Reine Amateurmannschaft sieht sich vor großem Abenteuer
Die Wartburgstädter erwarten einen hochmotivierten Gastgeber, der heiß ist auf sein erstes Zweitligaspiel nach fast 30 Jahren. „Mit dem ThSV Eisenach kommt gleich ein dickes Brett zum Auftakt in unsere kleine Wittelsbacher Halle. Ich traue den ThSV eine Platzierung im oberen Tabellendrittel zu, weswegen sich auch die Frage nach der Favoritenrolle erst gar nicht stellt“, erklärt Martin Wild, der Coach des TuS Fürstenfeldbruck, mit Blick auf den Samstagabend. Wir können voraussichtlich auf den gesamten Kader zurückgreifen und hoffen auf die maximal zugelassenen 200 Fans. Da bei uns die Fallzahlen relativ hoch sind, entscheidet es sich aber wohl erst am Spieltag, ob zu unserem ersten Zweitliga-Spiel Zuschauer zugelassen werden“, fügt Martin Wild hinzu. Er stuft die Saison für seine Schützlinge als Abenteuer ein. „Für uns ist die anstehende Saison mit vielen unbekannten Gegnern eine Reise ins Ungewisse und ein großes Abenteuer. Lediglich zwei Spieler haben bislang eine Saison ZweitligaLuft bislang geschnuppert. Wir sind als reine Amateurmannschaft sicherlich der Exot der Liga und dementsprechend gehen wir aus der Außenseiterrolle ins Rennen. Wir wollen möglichst viele positive Erlebnisse aufsaugen und bauen auf unsere eingeschworene Mannschaft, die komplett zusammengeblieben ist und mit ihrem leidenschaftlichen Handball hoffentlich für die ein oder andere Überraschung sorgen kann. Der Klassenerhalt ist unser ambitioniertes Ziel“, berichtet Martin Wild. Wie beschreibt er sein Team? „Wir leben von einem starken Kollektiv mit vielen jungen, motivierten Spielern aus der Münchner Region. Auch in der 2.Liga wollen wir weiterhin mutigen, temporeichen und variablen Handball aus einer aggressiven Abwehr heraus spielen“, so der Coach des TuS Fürstenfeldbruck.

ThSV Eisenach ohne Drei aber mit allen Neuzugängen
Der ThSV Eisenach, mit gegenüber der Vorsaison reduzierter Personalstärke, statt 22 stehen 16 Akteure unter Vertrag, hat zum Saisonauftakt nicht alle an Deck. Kreisspieler Justin Mürköster zwingt noch eine Knieverletzung zum Zuschauen. Rückraum-Mitte-Mann Kristian Volar ist nach seinem im August des Vorjahres zugezogenen Kreuzbandrisses noch immer nicht fit. Linksaußen Adrian Wöhler, der Dienstälteste im Aufgebot, laboriert noch an einer im Testspiel gegen den HSC Coburg zugezogenen Verletzung. Drei Stammkräfte fehlen, alle drei Neuverpflichtungen sind aber dabei.

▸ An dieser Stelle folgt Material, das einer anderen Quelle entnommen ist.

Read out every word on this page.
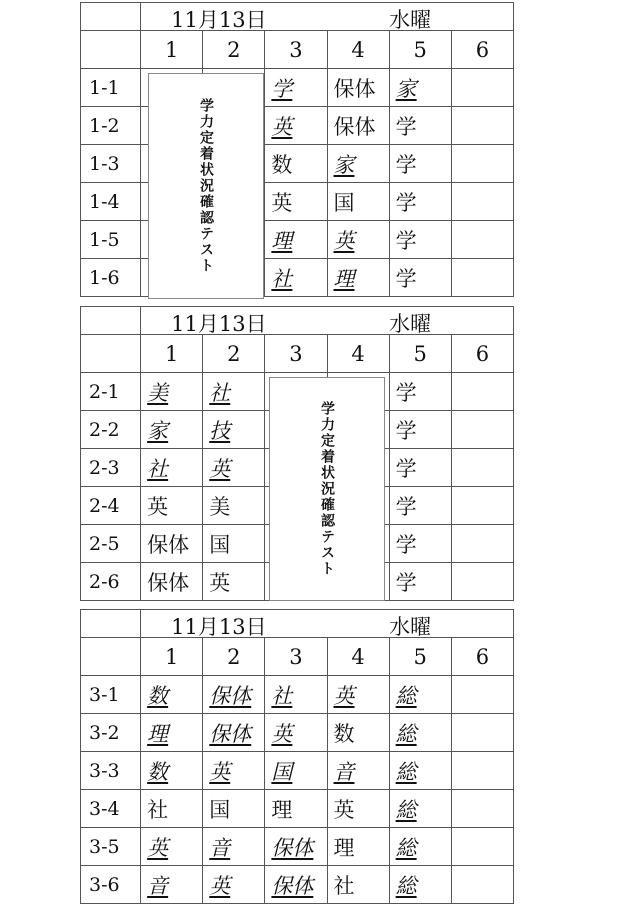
	11月13日 水曜					

	1	2	3	4	5	6
1-1			学	保体	家	
1-2			英	保体	学	
1-3			数	家	学	
1-4			英	国	学	
1-5			理	英	学	
1-6			社	理	学	
学力定着状況確認テスト

	11月13日 水曜					

	1	2	3	4	5	6
2-1	美	社			学	
2-2	家	技			学	
2-3	社	英			学	
2-4	英	美			学	
2-5	保体	国			学	
2-6	保体	英			学	
学力定着状況確認テスト

	11月13日 水曜					

	1	2	3	4	5	6
3-1	数	保体	社	英	総	
3-2	理	保体	英	数	総	
3-3	数	英	国	音	総	
3-4	社	国	理	英	総	
3-5	英	音	保体	理	総	
3-6	音	英	保体	社	総	
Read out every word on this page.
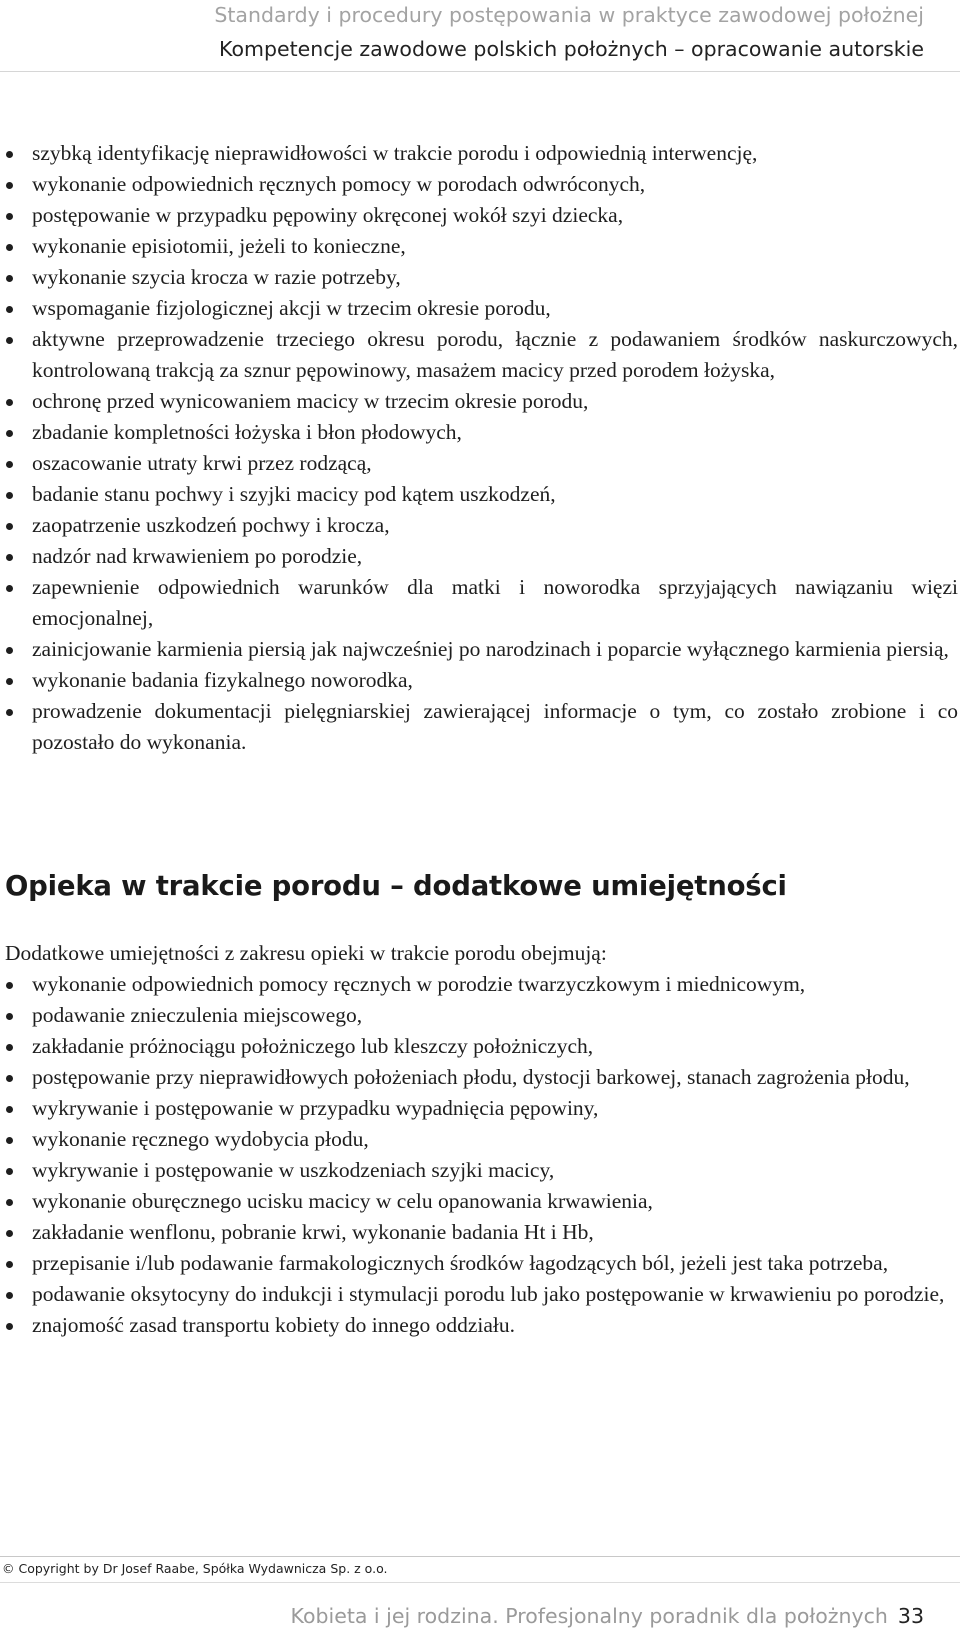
Standardy i procedury postępowania w praktyce zawodowej położnej
Kompetencje zawodowe polskich położnych – opracowanie autorskie
szybką identyfikację nieprawidłowości w trakcie porodu i odpowiednią interwencję,
wykonanie odpowiednich ręcznych pomocy w porodach odwróconych,
postępowanie w przypadku pępowiny okręconej wokół szyi dziecka,
wykonanie episiotomii, jeżeli to konieczne,
wykonanie szycia krocza w razie potrzeby,
wspomaganie fizjologicznej akcji w trzecim okresie porodu,
aktywne przeprowadzenie trzeciego okresu porodu, łącznie z podawaniem środków naskurczowych, kontrolowaną trakcją za sznur pępowinowy, masażem macicy przed porodem łożyska,
ochronę przed wynicowaniem macicy w trzecim okresie porodu,
zbadanie kompletności łożyska i błon płodowych,
oszacowanie utraty krwi przez rodzącą,
badanie stanu pochwy i szyjki macicy pod kątem uszkodzeń,
zaopatrzenie uszkodzeń pochwy i krocza,
nadzór nad krwawieniem po porodzie,
zapewnienie odpowiednich warunków dla matki i noworodka sprzyjających nawiązaniu więzi emocjonalnej,
zainicjowanie karmienia piersią jak najwcześniej po narodzinach i poparcie wyłącznego karmienia piersią,
wykonanie badania fizykalnego noworodka,
prowadzenie dokumentacji pielęgniarskiej zawierającej informacje o tym, co zostało zrobione i co pozostało do wykonania.
Opieka w trakcie porodu – dodatkowe umiejętności
Dodatkowe umiejętności z zakresu opieki w trakcie porodu obejmują:
wykonanie odpowiednich pomocy ręcznych w porodzie twarzyczkowym i miednicowym,
podawanie znieczulenia miejscowego,
zakładanie próżnociągu położniczego lub kleszczy położniczych,
postępowanie przy nieprawidłowych położeniach płodu, dystocji barkowej, stanach zagrożenia płodu,
wykrywanie i postępowanie w przypadku wypadnięcia pępowiny,
wykonanie ręcznego wydobycia płodu,
wykrywanie i postępowanie w uszkodzeniach szyjki macicy,
wykonanie oburęcznego ucisku macicy w celu opanowania krwawienia,
zakładanie wenflonu, pobranie krwi, wykonanie badania Ht i Hb,
przepisanie i/lub podawanie farmakologicznych środków łagodzących ból, jeżeli jest taka potrzeba,
podawanie oksytocyny do indukcji i stymulacji porodu lub jako postępowanie w krwawieniu po porodzie,
znajomość zasad transportu kobiety do innego oddziału.
© Copyright by Dr Josef Raabe, Spółka Wydawnicza Sp. z o.o.
Kobieta i jej rodzina. Profesjonalny poradnik dla położnych 33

Im Konzept des neuen Cheftrainers Markus Krauthoff-Murfuni spielen die Neuzugänge eine wichtige Rolle. Einig sind sich alle, die beiden österreichischen EM-Helden Thomas Eichberger (Torwart) und Daniel Dicker Rückraum) sowie der Championsleague-Erfahrung vorweisende Kristian Beciri (Kreis), sind ein absoluter Gewinn. „Kristian Beciri, stets nach Höchstleistung strebend, ein Vollblutprofi, mit dem sich unser Kreisläuferspiel deutlich verbessert hat“, konstatiert Markus Krauthoff-Murfuni. Der 2-Meter-Hüne zählte in den Vorbereitungsspielen stets zu den Besten und erfolgreichsten Werfern. Kristian Beciri übernimmt mehr und mehr auch die Rolle des Abwehrchefs. Er wird im Deckungs-Innenblock von Daniel Dicker unterstützt. Der Rückraum-Linke ist, so sein Coach, „ein sehr intelligenter Spieler, der sehr viele Entscheidungen zu treffen hat.“ Keeper Thomas Eichberger habe sich akklimatisiert, schätzt Markus Krauthoff-Murfuni ein. Im letzten Testspiel bei Erstbundesligist HSG Wetzlar wehrte der Austria-Mann im ersten Abschnitt 11 Bälle ab, auch aus Nahdistanz. „Mit unserem Routinier Blaz Voncina stehen zwei ganz unterschiedliche Torwarttypen im Kader“, freuen sich die ThSV-Verantwortlichen. Andreas Fehr, Schlussmann der zweiten Mannschaft, unterstützt dieses Duo.